Now it turns out, this is not the best idea. The main problem is that SObjectWithClass is not a leaf class in my SOMns hierarchy (this is the case in TruffleSOM though, where it originates). This means, at runtime, the check, i.e., the guard for SObjectWithClass can be expensive. When I looked at the compilation in IGV, I saw many instanceof checks that could not be removed and resulted in runtime traversal of the class hierarchy, to confirm that a specific concrete class was indeed a subclass of SObjectWithClass.

In order to avoid these expensive checks, I refactored the dispatch nodes to extract the guard into its own node that does only the minimal amount of work for each specific case. And it only ever checks for the specific leaf class of my hierarchy that is expected for a specific receiver.

This also means, the new dispatch chain is not separated in parts anymore as it was before. Instead, the nodes are simply added in the order in which the different receiver types are observed over time.

Overall the performance impact is rather large. I saw on the Richards benchmark a gain of 10% and on DeltaBlue about 20%. Unfortunately my refactoring also changed a few other details beside the changes related to instanceof and casts. It also made the guards for objects with fields depend on the object layout instead of the class, which avoids having multiple guards for essentially the same constraint further down the road.

So, the main take-away here is that the choice of guard types can have a major performance impact. I also had a couple of other @Specialization nodes that were using non-leaf classes. For instance like this: @Specialization public Object doSOMObject(SObjectWithClass rcvr) {...}

This looks inconspicuous at first, but fixing those and a few other things resulted in overall runtime reduction on multiple benchmarks between 20% and 30%.

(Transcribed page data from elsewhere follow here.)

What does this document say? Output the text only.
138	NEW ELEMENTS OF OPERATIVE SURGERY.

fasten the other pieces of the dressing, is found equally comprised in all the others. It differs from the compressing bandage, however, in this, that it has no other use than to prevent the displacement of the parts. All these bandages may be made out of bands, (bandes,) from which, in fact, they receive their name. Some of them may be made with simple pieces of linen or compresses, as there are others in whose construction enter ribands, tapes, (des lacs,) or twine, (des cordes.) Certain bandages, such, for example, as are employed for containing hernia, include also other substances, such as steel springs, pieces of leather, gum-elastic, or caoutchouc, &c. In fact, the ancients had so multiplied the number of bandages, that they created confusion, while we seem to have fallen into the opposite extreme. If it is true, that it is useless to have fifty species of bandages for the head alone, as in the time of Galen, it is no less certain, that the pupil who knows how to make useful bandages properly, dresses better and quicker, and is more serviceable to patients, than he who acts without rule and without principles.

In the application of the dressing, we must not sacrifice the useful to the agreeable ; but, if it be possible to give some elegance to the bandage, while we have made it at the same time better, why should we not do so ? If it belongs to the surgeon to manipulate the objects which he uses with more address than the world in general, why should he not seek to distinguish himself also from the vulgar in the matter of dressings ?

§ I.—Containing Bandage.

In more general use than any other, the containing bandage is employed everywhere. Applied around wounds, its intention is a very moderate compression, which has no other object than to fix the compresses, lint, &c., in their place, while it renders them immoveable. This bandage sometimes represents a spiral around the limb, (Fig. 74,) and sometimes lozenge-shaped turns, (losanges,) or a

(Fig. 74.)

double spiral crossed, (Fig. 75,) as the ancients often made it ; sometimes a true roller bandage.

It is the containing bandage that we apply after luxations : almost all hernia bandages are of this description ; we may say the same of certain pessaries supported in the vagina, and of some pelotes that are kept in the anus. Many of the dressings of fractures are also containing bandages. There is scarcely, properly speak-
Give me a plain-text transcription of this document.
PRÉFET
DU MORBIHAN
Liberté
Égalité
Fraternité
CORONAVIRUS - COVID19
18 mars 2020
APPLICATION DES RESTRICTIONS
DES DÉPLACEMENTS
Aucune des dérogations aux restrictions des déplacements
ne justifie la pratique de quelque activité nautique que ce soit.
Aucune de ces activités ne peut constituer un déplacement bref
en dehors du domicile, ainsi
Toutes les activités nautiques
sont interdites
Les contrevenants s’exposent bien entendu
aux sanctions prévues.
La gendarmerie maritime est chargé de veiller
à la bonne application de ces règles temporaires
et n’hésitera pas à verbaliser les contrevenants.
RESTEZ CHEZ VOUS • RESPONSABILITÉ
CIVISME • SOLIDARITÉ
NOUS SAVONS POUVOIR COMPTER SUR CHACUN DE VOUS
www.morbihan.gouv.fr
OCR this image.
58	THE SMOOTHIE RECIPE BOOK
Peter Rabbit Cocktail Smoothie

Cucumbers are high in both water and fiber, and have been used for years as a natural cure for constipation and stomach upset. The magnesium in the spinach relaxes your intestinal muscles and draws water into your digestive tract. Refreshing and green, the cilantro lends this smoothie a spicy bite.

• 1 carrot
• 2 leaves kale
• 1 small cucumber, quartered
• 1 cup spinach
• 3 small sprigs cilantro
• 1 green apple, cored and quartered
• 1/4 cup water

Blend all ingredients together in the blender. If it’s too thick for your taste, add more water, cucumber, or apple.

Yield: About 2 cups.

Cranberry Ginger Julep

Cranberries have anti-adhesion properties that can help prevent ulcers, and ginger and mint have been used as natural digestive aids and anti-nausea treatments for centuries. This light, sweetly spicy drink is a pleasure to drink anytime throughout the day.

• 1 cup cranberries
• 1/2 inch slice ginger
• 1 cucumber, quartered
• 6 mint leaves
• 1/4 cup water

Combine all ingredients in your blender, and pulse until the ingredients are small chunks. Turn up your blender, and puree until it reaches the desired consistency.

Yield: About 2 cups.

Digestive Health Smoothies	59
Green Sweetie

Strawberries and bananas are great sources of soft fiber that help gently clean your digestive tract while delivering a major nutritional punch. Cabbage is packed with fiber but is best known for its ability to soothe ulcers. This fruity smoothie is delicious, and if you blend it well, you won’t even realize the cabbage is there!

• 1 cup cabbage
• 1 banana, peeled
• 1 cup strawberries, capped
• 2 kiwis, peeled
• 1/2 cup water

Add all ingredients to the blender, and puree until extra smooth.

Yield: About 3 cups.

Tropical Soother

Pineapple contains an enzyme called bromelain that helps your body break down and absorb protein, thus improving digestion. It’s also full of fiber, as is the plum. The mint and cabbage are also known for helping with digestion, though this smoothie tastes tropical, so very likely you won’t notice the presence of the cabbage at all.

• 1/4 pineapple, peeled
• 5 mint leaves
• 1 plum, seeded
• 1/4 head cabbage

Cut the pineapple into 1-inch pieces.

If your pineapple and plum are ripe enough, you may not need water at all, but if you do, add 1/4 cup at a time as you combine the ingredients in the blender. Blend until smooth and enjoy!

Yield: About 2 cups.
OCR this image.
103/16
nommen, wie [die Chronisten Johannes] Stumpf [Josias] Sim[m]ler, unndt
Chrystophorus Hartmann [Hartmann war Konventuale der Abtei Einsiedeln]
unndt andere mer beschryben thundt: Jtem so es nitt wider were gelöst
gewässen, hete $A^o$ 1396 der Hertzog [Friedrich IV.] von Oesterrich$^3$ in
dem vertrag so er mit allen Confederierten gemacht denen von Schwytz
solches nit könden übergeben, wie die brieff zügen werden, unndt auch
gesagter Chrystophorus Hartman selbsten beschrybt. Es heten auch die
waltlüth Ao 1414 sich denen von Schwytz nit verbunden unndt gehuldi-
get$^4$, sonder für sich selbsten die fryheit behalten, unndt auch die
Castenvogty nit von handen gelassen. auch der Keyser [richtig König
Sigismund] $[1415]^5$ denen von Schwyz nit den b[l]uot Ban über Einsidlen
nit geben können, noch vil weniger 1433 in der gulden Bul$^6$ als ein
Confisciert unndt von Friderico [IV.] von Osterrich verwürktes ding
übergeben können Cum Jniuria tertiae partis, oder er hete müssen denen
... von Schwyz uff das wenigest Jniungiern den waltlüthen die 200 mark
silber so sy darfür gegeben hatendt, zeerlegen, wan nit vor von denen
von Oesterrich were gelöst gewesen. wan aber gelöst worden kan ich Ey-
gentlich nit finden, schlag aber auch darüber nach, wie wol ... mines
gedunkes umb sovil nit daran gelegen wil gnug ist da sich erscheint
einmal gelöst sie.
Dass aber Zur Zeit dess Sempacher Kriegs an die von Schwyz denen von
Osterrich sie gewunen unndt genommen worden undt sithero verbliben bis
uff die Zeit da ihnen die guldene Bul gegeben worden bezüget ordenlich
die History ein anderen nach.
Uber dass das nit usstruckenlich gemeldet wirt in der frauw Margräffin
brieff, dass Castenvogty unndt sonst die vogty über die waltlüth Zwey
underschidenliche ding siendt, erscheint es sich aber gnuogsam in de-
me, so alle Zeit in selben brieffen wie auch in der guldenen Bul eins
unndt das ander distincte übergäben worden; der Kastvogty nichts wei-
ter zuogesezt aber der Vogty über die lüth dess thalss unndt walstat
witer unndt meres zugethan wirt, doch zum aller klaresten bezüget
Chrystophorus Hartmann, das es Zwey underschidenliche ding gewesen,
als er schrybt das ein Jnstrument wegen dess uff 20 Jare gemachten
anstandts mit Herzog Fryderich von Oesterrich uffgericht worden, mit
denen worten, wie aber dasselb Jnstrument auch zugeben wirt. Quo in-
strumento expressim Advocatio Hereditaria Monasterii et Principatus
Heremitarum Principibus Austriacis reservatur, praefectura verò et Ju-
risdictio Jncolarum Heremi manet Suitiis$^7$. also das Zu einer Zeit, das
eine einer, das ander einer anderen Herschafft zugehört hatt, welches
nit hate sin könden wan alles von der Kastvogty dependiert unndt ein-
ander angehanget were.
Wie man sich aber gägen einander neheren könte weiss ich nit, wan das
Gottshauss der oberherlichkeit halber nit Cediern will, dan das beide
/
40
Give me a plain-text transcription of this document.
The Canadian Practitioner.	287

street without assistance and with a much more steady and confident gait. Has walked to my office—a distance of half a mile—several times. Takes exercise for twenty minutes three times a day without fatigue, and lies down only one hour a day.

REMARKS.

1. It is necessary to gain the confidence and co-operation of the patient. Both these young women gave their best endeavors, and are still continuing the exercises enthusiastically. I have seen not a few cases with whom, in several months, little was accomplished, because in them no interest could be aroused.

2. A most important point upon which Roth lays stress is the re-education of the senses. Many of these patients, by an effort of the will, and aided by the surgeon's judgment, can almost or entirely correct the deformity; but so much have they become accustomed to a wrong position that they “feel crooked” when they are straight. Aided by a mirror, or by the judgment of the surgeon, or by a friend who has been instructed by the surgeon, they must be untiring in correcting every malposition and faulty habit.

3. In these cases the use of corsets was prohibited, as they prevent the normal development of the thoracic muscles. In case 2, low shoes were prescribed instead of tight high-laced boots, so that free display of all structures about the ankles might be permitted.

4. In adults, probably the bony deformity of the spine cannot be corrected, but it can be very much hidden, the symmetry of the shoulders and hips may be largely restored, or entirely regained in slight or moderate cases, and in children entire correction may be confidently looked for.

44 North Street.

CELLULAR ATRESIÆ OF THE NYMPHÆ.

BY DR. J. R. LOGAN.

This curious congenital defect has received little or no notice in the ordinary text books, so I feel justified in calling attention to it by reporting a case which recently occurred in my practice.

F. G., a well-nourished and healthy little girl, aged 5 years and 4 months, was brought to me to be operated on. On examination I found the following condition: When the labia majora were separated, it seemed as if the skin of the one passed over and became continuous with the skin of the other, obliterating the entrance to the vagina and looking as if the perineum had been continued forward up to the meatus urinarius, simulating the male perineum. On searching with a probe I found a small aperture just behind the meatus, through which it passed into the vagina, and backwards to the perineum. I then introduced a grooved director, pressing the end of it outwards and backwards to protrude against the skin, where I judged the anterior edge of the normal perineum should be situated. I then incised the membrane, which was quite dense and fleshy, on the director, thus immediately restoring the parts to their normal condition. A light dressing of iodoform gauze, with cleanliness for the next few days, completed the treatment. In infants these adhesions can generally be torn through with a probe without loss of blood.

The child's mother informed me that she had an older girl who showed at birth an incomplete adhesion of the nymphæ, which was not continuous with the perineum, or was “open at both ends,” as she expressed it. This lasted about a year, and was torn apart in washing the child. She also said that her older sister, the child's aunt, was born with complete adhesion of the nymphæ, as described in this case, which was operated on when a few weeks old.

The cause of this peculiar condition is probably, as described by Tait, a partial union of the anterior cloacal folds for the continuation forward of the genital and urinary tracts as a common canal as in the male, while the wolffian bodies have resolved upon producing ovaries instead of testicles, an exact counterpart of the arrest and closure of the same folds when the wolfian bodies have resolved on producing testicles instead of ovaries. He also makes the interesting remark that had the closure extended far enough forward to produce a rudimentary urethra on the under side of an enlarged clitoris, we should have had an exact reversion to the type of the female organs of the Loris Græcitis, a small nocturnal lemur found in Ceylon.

A good way to find these issues is to see in IGV that instanceof or checked cast snippets are inlined and not completely removed. Often they are already visible in the list of phases when the snippets are resolved. Another way to identify them is the use of the Graal option -Dgraal.option.TraceTrufflePerformanceWarnings=true (I guess that would be -G:+TraceTrufflePerformanceWarnings when mx is used). The output names the specific non-leaf node checks that have been found in the graph. Not all of them are critical, because they can be removed by later phases. To check that, you can use the id of the node from the output and search for it in the corresponding IGV graph using for instance id=3235 in the search field.